This article provides a working knowledge of the principles of chaos engineering, discusses its use in software development, and explores how its use may be extended to blockchain development.
The tutorial portion of this article demonstrates how to use the ChaosETH framework to leverage chaos engineering for the testing of Ethereum clients. This strategy can be helpful for identifying flaws (sometimes referred to as “dark debts”) in smart contracts before the contract is widely adopted by members of the network.

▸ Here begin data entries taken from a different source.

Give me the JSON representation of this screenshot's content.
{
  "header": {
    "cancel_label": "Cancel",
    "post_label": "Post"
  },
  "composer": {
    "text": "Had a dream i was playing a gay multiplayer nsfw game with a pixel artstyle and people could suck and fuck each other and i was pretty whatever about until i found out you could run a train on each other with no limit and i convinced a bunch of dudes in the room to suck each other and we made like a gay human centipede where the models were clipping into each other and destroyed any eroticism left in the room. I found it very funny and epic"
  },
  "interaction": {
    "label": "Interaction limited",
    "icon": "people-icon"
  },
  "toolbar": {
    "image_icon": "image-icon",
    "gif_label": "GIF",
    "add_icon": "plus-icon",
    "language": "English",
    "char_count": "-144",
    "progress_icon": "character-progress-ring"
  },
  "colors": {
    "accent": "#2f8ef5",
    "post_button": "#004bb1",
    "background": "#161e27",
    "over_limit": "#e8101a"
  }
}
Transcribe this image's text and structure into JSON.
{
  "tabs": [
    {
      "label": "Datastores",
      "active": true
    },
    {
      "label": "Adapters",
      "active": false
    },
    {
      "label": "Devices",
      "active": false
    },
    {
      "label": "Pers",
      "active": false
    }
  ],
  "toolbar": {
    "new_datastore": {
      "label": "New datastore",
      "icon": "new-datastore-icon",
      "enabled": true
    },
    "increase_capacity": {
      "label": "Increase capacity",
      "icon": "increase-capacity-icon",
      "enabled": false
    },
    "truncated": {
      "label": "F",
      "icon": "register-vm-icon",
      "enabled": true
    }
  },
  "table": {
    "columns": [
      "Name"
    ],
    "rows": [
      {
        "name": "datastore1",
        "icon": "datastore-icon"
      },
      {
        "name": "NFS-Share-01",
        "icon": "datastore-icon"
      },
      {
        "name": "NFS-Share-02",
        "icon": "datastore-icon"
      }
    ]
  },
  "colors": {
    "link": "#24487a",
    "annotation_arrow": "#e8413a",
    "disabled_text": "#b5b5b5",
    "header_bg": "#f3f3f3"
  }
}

- What is chaos engineering?
- Why is chaos engineering useful in blockchain development?
- Why Ethereum clients?
- Implementing chaos testing for a full Ethereum client
- Tutorial: Chaos engineering experiment with a Go-Ethereum client
What is chaos engineering?
Chaos engineering is the practice of performing experiments on a distributed system in order to make it resilient and more fault tolerant to turbulent conditions that may occur in a production environment. The concept is easily traced back to Netflix, where a team led by Casey Rosenthal was placed in charge of testing software availability and system resilience.
Chaos engineering has five advanced principles to guide chaos engineers. Follow these principles to ensure you are practicing chaos engineering properly:
- Set a hypothesis that describes the steady-state behavior of the target system
- Consider real-world situations and events
- Execute experiments in the production environment to build confidence in that environment
- Automate experiments to run continuously because distributed systems are complex
- Minimize the blast radius to prevent experiments from affecting customers
As you can see, these principles are very different from traditional testing techniques.
Why is chaos engineering useful in blockchain development?
Blockchain technology is a subset of distributed ledger technology and is used to build distributed decentralized applications. This distributed status is achieved by creating a peer-to-peer network of nodes, which are actually computers. As a system becomes more widely adopted and connected to more computers, its complexity increases.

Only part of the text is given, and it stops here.